Acqua Potabile in Carcere: Analisi vs. Percezione
La questione della qualità della vita negli istituti penitenziari è un tema centrale nel dibattito giuridico, toccando diritti fondamentali della persona. Un aspetto cruciale è la fornitura di acqua potabile in carcere. Una recente ordinanza della Corte di Cassazione ha fornito chiarimenti importanti su come bilanciare le analisi ufficiali delle autorità sanitarie con le percezioni e le prove empiriche fornite dai detenuti.
I Fatti del Caso
Un detenuto si era rivolto al Magistrato di Sorveglianza per ottenere l’ottemperanza di un precedente provvedimento. Tale provvedimento stabiliva che l’amministrazione penitenziaria dovesse distribuire acqua potabile qualora fossero state riscontrate impurità nell’acqua erogata dalla rete idrica dell’istituto.
Il detenuto sosteneva che, nonostante le analisi dell’Azienda Sanitaria Locale (ASL) attestassero la potabilità dell’acqua, questa sgorgasse dal rubinetto visibilmente torbida.
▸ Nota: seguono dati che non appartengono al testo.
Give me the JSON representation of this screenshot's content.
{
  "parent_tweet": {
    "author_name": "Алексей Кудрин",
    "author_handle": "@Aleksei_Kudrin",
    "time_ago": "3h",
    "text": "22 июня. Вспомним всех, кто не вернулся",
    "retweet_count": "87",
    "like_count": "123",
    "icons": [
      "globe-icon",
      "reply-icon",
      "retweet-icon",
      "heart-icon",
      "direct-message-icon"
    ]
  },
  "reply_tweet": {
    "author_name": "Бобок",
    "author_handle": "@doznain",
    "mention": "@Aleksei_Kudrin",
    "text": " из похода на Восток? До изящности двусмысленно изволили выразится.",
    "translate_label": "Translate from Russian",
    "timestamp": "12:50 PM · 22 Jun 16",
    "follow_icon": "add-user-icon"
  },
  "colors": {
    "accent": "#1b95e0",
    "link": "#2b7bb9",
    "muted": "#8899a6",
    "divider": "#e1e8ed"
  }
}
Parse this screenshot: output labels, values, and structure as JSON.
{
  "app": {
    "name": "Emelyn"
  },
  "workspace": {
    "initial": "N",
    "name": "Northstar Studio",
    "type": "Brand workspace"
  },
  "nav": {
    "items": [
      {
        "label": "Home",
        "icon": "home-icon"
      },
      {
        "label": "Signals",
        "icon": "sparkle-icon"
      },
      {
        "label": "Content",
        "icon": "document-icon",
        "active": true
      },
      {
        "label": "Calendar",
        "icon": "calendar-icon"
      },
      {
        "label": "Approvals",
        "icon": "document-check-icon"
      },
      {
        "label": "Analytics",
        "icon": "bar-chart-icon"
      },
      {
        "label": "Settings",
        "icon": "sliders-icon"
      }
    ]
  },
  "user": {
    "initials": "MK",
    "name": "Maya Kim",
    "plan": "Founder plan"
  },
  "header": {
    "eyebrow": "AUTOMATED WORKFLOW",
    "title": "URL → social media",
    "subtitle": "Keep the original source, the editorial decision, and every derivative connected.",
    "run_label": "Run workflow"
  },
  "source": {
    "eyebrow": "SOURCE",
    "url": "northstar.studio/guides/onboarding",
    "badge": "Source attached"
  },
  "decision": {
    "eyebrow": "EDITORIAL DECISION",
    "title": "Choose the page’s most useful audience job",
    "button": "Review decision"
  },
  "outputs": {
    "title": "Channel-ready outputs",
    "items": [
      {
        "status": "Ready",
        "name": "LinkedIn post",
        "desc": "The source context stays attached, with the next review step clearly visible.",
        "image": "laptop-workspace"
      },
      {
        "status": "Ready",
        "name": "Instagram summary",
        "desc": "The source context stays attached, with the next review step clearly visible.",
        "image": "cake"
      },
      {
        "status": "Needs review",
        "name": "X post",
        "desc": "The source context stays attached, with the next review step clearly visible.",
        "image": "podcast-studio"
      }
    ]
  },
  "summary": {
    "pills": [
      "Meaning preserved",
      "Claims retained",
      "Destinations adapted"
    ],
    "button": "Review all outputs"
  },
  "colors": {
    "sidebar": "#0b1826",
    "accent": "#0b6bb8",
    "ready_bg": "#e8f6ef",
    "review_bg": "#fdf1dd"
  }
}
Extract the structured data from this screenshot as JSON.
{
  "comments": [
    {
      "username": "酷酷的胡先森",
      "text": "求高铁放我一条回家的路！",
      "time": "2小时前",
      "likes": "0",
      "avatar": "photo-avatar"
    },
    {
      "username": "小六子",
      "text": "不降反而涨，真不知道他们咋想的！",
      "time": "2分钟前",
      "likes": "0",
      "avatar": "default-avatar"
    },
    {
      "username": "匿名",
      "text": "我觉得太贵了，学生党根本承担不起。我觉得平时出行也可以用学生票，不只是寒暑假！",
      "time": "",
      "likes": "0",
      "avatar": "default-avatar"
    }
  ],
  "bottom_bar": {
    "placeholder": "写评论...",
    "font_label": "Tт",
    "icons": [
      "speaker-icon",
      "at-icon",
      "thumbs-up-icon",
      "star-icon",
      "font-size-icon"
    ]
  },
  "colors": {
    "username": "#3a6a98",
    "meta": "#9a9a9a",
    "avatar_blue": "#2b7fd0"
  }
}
A supporto della sua tesi, presentava delle prove da lui definite “empiriche”. Lamentava inoltre che la richiesta di ottemperanza fosse stata negata e che, in ogni caso, la quantità di acqua distribuita (1 litro) fosse insufficiente, chiedendone almeno 2.
Il Magistrato di Sorveglianza aveva respinto l’istanza, ritenendo che, sulla base delle certificazioni ufficiali dell’ASL, l’acqua fosse potabile e quindi l’amministrazione stesse già adempiendo all’ordine. Contro questa decisione, il detenuto ha proposto ricorso per cassazione.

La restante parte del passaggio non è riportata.